The sufficient amount of fluids consumed is extremely important not only in the context of sports but also in health. However, apart from the amount, the type of drink is also important, especially during the workout lasting over 60 minutes or taking place in high temperature and humidity conditions. An important parameter is the osmotic pressure of the blood. An organism that loses water (as a result of physical activity) first decreases the volume of extracellular fluids, which causes an increase in the osmotic pressure in the body. In turn, differences in electrolyte concentrations cause water to flow across cell membranes until the osmotic pressure is equalized. In professional terms, this term is called isotonia.
Types of isotonic drinks
Due to the amount of mineral salts contained in the drinks in relation to the amount of electrolytes in the blood, a distinction is made between hypotonic, isotonic, and hypertonic drinks.

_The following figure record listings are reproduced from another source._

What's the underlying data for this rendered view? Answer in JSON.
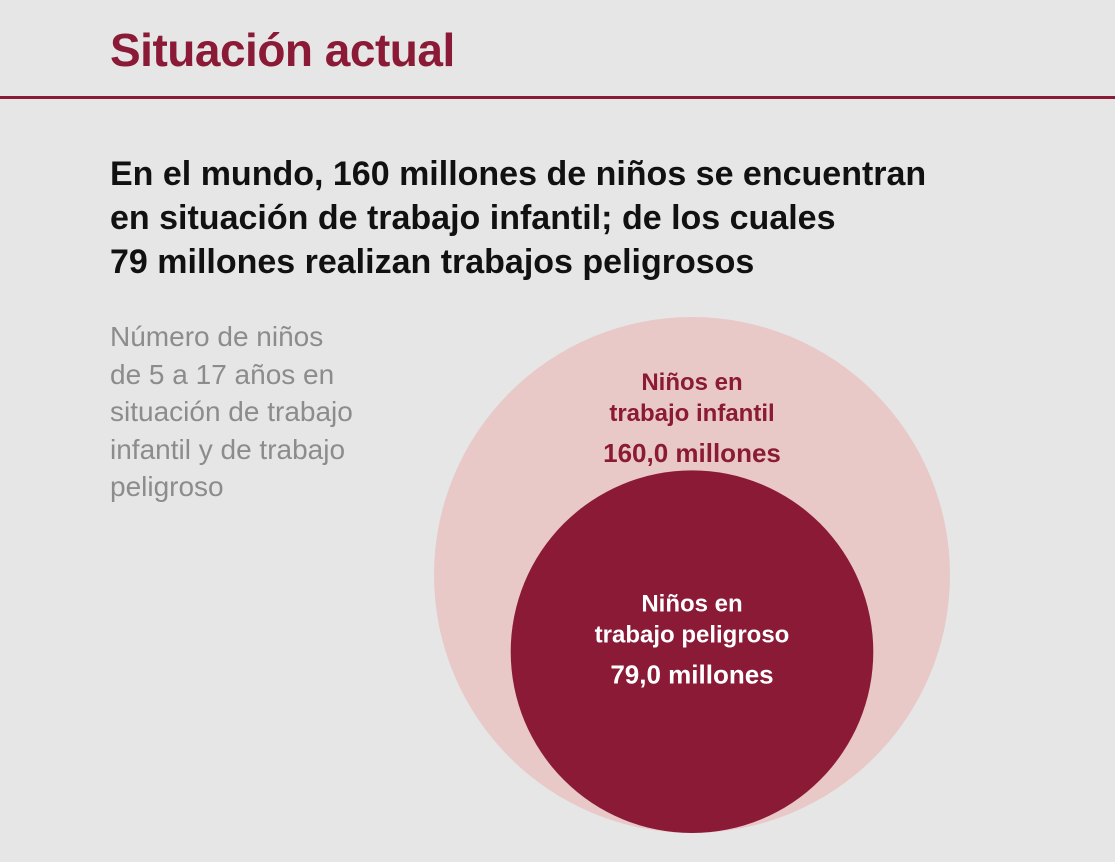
{
  "header": {
    "title": "Situación actual"
  },
  "headline": {
    "lines": [
      "En el mundo, 160 millones de niños se encuentran",
      "en situación de trabajo infantil; de los cuales",
      "79 millones realizan trabajos peligrosos"
    ]
  },
  "caption": {
    "lines": [
      "Número de niños",
      "de 5 a 17 años en",
      "situación de trabajo",
      "infantil y de trabajo",
      "peligroso"
    ]
  },
  "colors": {
    "accent": "#8b1a36",
    "outer_circle": "#e8c9c7",
    "background": "#e6e6e7",
    "caption_text": "#8c8c8c"
  },
  "chart_data": {
    "type": "nested-circles",
    "units": "millones",
    "series": [
      {
        "name_lines": [
          "Niños en",
          "trabajo infantil"
        ],
        "value": 160.0,
        "value_label": "160,0 millones",
        "color": "#e8c9c7",
        "text_color": "#8b1a36"
      },
      {
        "name_lines": [
          "Niños en",
          "trabajo peligroso"
        ],
        "value": 79.0,
        "value_label": "79,0 millones",
        "color": "#8b1a36",
        "text_color": "#ffffff"
      }
    ]
  }
}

These are fluids that mainly affect sodium retention. They include water and other diluted beverages, for example, vegetable and fruit juices, which primarily contain fewer minerals than body fluids and, importantly, have a carbohydrate content of less than 4g/100 ml. Administering pure water during a long and intensive workout may not be sufficient to optimally hydrate the body, because some of the electrolytes may seep into the gastrointestinal tract – hypotonic drinks are characterized by rapid absorption from the gastrointestinal tract. Hypotonic liquids, on the other hand, are best suited for rehydration on very hot days.
Isotonic drinks have almost the same composition as our bodily fluids. The content of carbohydrates is within the range of 4-8 g/100ml. Mineral components are very close to the composition of sweat. Isotonic drinks provide not only electrolytes but also glucose, which allows to save or replenish muscle glycogen. For this reason, isotonic drinks are recommended for people who do more than 60 minutes of exercise. This drink should be consumed during or immediately after a workout when glycogen and electrolytes are rapidly lost.

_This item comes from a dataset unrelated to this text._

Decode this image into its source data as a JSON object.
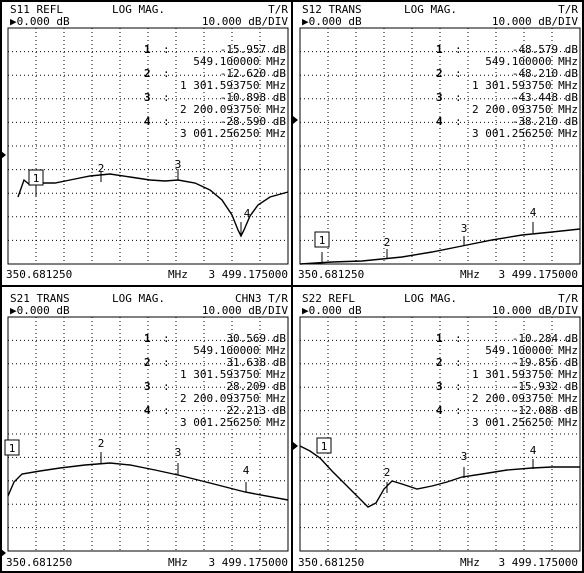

If you drink an electrolyte-rich isotonic drink, you should not additionally reach for high-mineralized water. Springwater should be the best choice in such a case. Moreover, remember that if your training goal is to reduce body fat, you should not drink isotonic drinks during the training because the body will use less energy from the fat tissue.
These are strongly sweetened drinks, fruit juices, and carbohydrate supplements. The content of carbohydrates exceeds 8g/100ml. Hypertonics better replenish the components lost during exercise, but on the other hand, their disadvantage lies in the intensification of secretion, or “pulling” water away from the intestines, resulting in a deficit of water in the cells. Hypertonic fluids administered during intense exercise can cause gastrointestinal upset, diarrhea, and a rapid increase in blood sugar levels.